Лиза отбросила нож, её лицо исказилось:
– Я не могу больше жарить гренки. Я не могу их больше видеть! – и она заплакала.
– Прости, родная! Какой же я эгоист! Я понимаю… Я возьму переводы с немецкого, – он хватал жену за руки и пытался их целовать, но она убрала руки за спину:
– Но я не могу больше видеть эту узкую, как гроб, комнату…

Она решила пока пожить у папы. Когда за женой закрылась дверь – она просила не провожать – Лев ссутулился на стуле и просидел неподвижно до утра, потом одетым повалился на кровать и проспал до вечера. На следующий день, то и дело застывая над листом бумаги, он мысленно произносил монологи, то покаянные, то укоризненные, то полные страсти. Он обдумывал каждое слово, которое скажет ей при встрече, – она обещала его часто навещать, да прямо завтра заскочить узнать, как он тут. Назавтра она не пришла. Не пришла и через три дня. И через неделю… Тогда осунувшийся, побледневший, он сказал себе: когда она позвонит, он откроет дверь, молча пройдет в комнату и не произнесет ни слова. Ни упреков, ни жалоб. Уходя – уходи! Он без конца воображал эту сцену, вглядываясь во все детали будущей встречи так напряженно, что почти уже слышал звонок и голос жены. Но звонок молчал. Давно уже не молившийся, Лев встал у окна, глядя на заснеженный газон перед домом, и шевелил губами: Господи, сделай так, чтобы она пришла! Господи, прошу тебя…
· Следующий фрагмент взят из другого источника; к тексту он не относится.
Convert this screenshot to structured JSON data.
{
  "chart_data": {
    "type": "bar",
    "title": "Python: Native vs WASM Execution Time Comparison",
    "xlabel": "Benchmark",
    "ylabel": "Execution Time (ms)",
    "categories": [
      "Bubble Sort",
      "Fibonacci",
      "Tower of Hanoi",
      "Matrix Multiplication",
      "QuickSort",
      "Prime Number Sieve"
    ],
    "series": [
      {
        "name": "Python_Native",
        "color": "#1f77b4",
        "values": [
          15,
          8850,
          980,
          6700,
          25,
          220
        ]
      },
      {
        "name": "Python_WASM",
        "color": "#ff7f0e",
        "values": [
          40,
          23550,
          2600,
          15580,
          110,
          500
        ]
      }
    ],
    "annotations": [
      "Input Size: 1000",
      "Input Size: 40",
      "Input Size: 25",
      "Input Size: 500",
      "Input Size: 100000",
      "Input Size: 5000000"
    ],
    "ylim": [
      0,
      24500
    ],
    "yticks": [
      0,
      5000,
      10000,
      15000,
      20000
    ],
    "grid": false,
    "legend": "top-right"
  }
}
Она пришла через 13 дней. Присев на кончик стула, спросила:
– У тебя всё то же? – неуверенно и виновато. И этот виноватый тон был страшен. Если бы она кричала и проклинала его… Но так… Всё было кончено.

Когда при нём случайно упоминали про Лизу их общие знакомые, он оставался глух. Но всё же нельзя было не знать, что она снова вышла замуж и у неё ребёнок.

Работа Льва Ивановича меж тем неудержимо ширилась и росла. Папки и ящички с карточками занимали теперь все полки старинного книжного шкафа, доставшегося от родителей. Здесь было средоточие его жизни. Он не замечал свою опустелую комнату, с годами ветшавшую, становившуюся, кажется, все ýже и длинней; старые рамы чернели крестами, от окна задувало холодом.

Исследование Льва Ивановича по древнему тексту «Слова о полку Игореве» признали в перестроечные времена плодотворным, пару статьей напечатали в научных сборниках, но в жизни Льва ничего уже не изменилось. Он ходил на службу в бюро переводов – надо же было кормиться, – а вечерами сидел над все разбухающей книгой и почти не выходил из дома. Раз в месяц заходил Пётр, читал готовые куски текста будущей книги Льва, хвалил: «Смело! Остроумно!» – и уходил. Но однажды прибавил:
– Ты ведь большой учёный, Лев. Но знаешь… живёшь ты… Зачичиревел ты, вот что! Так моя бабушка говаривала: зачичиревел! Мы ведь из крестьян, не то что вы, белая кость.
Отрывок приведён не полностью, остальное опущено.